For many patients, access to mental health care remains a challenge. Can online or mobile-driven cognitive behavioral therapy (CBT) programs work if designed correctly? Looking back over the last couple of years, is the industry moving on the right track to deliver these solutions?

We know that psychological treatments like cognitive behavioral therapy (CBT) are some of the most valuable treatments that the mental health field can offer. Yet accessing these treatments can be difficult and thus the potential of online and mobile CBT has been well discussed. There is actually a strong clinical evidence base for computer based CBT and many studies have shown it achieves results on par with in person therapy. But there is a catch. In clinical studies of computer based CBT, research subjects are often encouraged to complete all the sessions of therapy and often have many phone or even in person check-ins to keep them motivated.

In real life, people may start a CBT program but without extra support they rarely make it through and instead quickly lose interest. There is less research on CBT delivered with a smartphone although some studies have shown encouraging results. We are still learning how to design these programs and apps correctly. For example, the features that may be the most popular in some therapy-based apps may not actually be the most helpful. Currently we are seeing many efforts to take what works for in person therapy and translate it directly onto an app. The next wave of therapy apps will be smarter and work to utilize the unique features of mobile technology while designing around its limitations.

What advice or guidance would you offer an entrepreneur trying to start a digital behavioral healthcare company today?

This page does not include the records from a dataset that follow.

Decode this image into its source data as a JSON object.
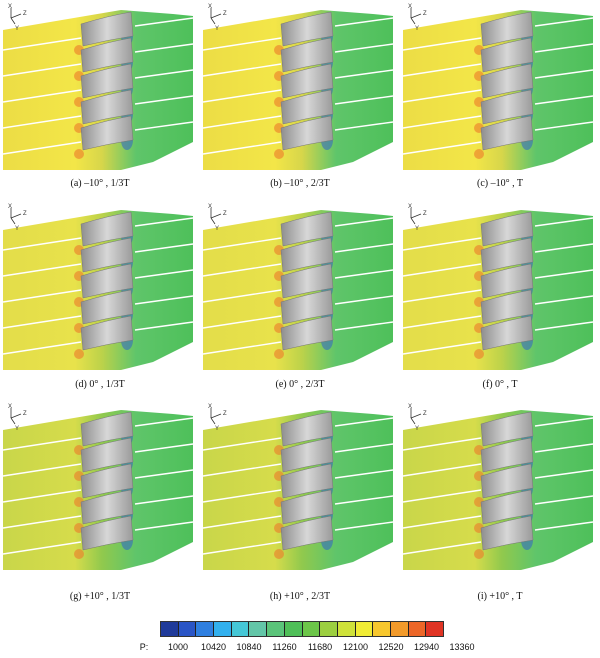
{
  "panels": [
    {
      "caption": "(a) –10° , 1/3T",
      "field": "yellow"
    },
    {
      "caption": "(b) –10° , 2/3T",
      "field": "yellow"
    },
    {
      "caption": "(c) –10° , T",
      "field": "yellow"
    },
    {
      "caption": "(d) 0° , 1/3T",
      "field": "mid"
    },
    {
      "caption": "(e) 0° , 2/3T",
      "field": "mid"
    },
    {
      "caption": "(f) 0° , T",
      "field": "mid"
    },
    {
      "caption": "(g) +10° , 1/3T",
      "field": "green"
    },
    {
      "caption": "(h) +10° , 2/3T",
      "field": "green"
    },
    {
      "caption": "(i) +10° , T",
      "field": "green"
    }
  ],
  "axes": {
    "x": "X",
    "y": "Y",
    "z": "Z"
  },
  "colorbar": {
    "prefix": "P:",
    "ticks": [
      "1000",
      "10420",
      "10840",
      "11260",
      "11680",
      "12100",
      "12520",
      "12940",
      "13360"
    ],
    "colors": [
      "#1f3a9a",
      "#2a55c6",
      "#2f7fe0",
      "#32b0ee",
      "#45c7d6",
      "#63c6a8",
      "#5bc47a",
      "#4fbf58",
      "#6cc649",
      "#9ccf40",
      "#cfe23a",
      "#f1ec35",
      "#f7c72e",
      "#f29a2a",
      "#ec6628",
      "#e03424"
    ]
  }
}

There is tremendous potential for digital behavioral health. Pioneering entrepreneurs who have been first to market have shown us how difficult this space can be. Appreciating that difficulty, instead of ignoring it, can lay the foundation for successful efforts in the digital behavioral health space. For example, consider all the various stakeholders that a successful app needs to appeal to such as patients, clinicians, policy makers, hospital leadership, payers, etc.

While it is important to design around patients needs — keeping the needs of how the technology will integrate into the healthcare system is also critical. Also, as the space becomes more crowded and more companies enter, offering clinical data to show that the technology solution actually works will become increasingly valuable. That said, mental health is a vast space and there are many still unfilled niches that may benefit from the efforts of bold new companies willing to take risks and do the science.